Preprocessing has enhanced the contrast of the original images. Now the images are being thresholded using Otsu’s algorithm by keeping the information below the threshold value and assigning rest of the image the same value as the threshold. Thus, cluster-based algorithm is used to perform clustering-based image thresholding and the preprocessed grayscale images are now reduced into the binary images (Fig. 2f).

Table 1 Count on number of blood vessels around OD

3.3 Noise Removal

The clarity of the images obtained by the previous stages is not very good because of the presence of salt-and-pepper noise in it. Hence, a 2-D median filtering with \(3\times 3\) neighborhood size is applied to reduce the noise from the segmented image. Next, the small connected components, having lesser than 35 white pixels around it within the 8-connectivity window, are removed from the previously processed image. Desired image is shown in Fig. 2h.

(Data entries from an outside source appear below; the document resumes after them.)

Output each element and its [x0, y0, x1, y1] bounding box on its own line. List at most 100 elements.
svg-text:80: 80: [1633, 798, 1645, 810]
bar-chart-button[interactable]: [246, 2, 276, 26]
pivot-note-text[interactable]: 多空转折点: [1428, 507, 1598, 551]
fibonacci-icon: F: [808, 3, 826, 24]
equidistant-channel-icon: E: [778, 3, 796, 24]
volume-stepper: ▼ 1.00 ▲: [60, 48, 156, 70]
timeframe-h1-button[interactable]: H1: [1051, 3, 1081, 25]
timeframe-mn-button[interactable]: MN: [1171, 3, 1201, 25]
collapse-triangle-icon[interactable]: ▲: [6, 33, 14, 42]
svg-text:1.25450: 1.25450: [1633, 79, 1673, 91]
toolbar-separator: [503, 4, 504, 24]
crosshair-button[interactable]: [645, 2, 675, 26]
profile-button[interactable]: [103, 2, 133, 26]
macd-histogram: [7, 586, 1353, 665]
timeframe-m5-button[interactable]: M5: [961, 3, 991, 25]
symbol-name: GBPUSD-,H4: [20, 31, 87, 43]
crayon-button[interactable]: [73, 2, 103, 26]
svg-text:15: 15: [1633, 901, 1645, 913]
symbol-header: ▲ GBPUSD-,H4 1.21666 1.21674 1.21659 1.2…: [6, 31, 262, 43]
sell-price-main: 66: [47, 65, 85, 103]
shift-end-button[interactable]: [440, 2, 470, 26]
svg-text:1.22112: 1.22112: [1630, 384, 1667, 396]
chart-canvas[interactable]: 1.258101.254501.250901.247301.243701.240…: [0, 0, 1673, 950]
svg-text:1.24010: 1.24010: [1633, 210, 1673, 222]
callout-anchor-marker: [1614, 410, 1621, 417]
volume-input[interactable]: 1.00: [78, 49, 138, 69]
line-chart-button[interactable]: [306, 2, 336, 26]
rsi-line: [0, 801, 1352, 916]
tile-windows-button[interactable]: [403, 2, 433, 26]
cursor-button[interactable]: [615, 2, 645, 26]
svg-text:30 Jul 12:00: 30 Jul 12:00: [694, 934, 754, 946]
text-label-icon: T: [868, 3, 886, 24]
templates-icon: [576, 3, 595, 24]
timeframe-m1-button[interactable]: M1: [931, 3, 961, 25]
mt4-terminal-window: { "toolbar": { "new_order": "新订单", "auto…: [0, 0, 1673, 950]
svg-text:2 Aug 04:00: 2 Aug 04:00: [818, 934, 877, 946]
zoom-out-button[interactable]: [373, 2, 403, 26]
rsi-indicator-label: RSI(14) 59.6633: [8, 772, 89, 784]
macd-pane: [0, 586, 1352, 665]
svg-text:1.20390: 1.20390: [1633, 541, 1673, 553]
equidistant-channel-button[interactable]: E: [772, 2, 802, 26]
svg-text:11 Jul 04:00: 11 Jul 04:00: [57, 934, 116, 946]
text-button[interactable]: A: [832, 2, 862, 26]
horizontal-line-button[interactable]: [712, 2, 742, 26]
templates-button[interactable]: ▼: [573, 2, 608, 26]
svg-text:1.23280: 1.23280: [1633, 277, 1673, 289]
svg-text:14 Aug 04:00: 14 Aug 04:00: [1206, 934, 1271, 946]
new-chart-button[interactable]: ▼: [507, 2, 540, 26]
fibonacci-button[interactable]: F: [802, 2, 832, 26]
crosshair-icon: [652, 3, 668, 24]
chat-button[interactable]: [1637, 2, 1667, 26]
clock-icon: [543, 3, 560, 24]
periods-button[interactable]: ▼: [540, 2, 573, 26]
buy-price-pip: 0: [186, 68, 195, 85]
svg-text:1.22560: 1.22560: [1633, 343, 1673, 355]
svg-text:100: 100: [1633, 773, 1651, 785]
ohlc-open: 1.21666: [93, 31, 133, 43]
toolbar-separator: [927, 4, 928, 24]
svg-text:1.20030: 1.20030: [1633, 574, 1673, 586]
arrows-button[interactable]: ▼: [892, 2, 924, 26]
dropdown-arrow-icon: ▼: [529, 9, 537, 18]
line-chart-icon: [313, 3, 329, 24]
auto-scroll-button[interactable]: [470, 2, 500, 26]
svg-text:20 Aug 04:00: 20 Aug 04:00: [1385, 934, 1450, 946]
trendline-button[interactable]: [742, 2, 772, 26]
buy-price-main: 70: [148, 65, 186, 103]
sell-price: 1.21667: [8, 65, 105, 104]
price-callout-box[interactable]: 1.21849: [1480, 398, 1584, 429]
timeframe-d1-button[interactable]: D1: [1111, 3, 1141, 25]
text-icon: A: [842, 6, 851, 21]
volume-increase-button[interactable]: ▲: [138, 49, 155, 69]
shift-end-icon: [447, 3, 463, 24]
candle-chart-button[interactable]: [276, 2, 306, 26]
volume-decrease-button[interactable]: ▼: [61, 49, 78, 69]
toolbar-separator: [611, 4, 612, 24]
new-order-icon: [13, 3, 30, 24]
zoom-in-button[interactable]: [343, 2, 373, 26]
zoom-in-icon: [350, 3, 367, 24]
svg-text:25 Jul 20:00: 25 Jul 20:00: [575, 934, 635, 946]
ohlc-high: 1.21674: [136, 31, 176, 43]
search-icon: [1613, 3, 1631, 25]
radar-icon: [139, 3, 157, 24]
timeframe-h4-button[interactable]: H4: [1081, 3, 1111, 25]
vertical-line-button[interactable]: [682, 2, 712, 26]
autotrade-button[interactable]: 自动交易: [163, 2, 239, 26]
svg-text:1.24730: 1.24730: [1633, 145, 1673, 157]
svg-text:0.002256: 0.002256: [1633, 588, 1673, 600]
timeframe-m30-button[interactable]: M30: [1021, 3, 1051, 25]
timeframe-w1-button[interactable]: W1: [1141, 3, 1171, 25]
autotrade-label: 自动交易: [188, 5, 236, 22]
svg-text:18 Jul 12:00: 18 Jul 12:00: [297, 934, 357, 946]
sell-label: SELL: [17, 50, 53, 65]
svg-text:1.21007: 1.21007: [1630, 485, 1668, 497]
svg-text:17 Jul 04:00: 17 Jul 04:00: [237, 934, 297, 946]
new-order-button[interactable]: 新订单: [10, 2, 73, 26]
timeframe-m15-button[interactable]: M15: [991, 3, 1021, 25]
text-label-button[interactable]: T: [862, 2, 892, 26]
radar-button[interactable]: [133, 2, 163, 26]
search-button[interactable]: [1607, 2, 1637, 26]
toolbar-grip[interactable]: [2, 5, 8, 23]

3.4 Counting Vessels Around Optic Disk

Common parameters, like accuracy, specificity and sensitivity, are used to measure the strength of an algorithm and to compare the results with other segmentation algorithms. To compare the result of the proposed approach with gold standard images, count on the number of vessels is essential. Also, counting the number of blood vessels around optic disk helps in diagnosis of severe ocular disease called proliferative diabetic retinopathy (PDR). Abrupt changes in count on vessels are alarming for some unusual scenario on regular monitoring. Algorithm 1 explains the method of counting blood vessels in segmented images. Table 1 shows the number of blood vessels detected by the proposed algorithm on the images of DRIVE database.

figure a

4 Results and Performance Evaluation

A complete segmentation method, along with the intermediate steps, is shown in Fig. 2. To show the proficiency of the proposed algorithm, gold standard images which are manual segmented images from DRIVE [4] database have been used. Specificity, sensitivity and accuracy are calculated as measuring parameters to compare the results of the proposed algorithm with the other existing algorithms.

$$\begin{aligned} \text {Sensitivity} =\frac{\text {TP}}{(\text {TP} + \text {FN})} \end{aligned}$$
(1)
$$\begin{aligned} \text {Specificity} =\frac{\text {TN}}{(\text {TN} + \text {FP})} \end{aligned}$$
(2)
$$\begin{aligned} \text {Accuracy} = \frac{(\text {TP} + \text {TN})}{(\text {TP} +\text {TN}+\text {FP}+\text {FN})} \end{aligned}$$
(3)

where TP is correctly detected positive values; TN is correctly detected negative values; FP is feature is negative, but detected as positive; and FN is feature is positive, but cannot detect (Figs. 3 and 4).

Fig. 3
figure 3

Results on VARIA database a original images, b result of the proposed algorithm

Fig. 4
figure 4

Comparison with gold standard images from DRIVE a original image, b hand-driven ground truth images from DRIVE, c result of the proposed algorithm

Table 2 Performance measurement on DRIVE and VARIA databases

Please refer Table 2 for the performance measurement of the proposed algorithm. Table 3 compares the performance of the proposed algorithm with others.

Table 3 Comparison of the proposed algorithm with others

5 Conclusion

In this paper, we have presented an automated approach for blood vessel segmentation from retinal fundus images. Proposed algorithm has been tested on two publicly available databases, DRIVE [4] and VARIA [5]. We have executed the proposed algorithm on 32-bit MATLAB R2013a version on 32-bit Windows 7 running on Intel Core 2 dual processor with 2 GB RAM. We have used various contrast enhancement techniques and the morphological operators which aim to provide better segmentation results including both minor and major vessels. This segmentation algorithm works efficiently for low-contrast images with less space and time. This algorithm can speed up the ocular disease diagnosis process for ophthalmologists and can be helpful in designing biometric templates.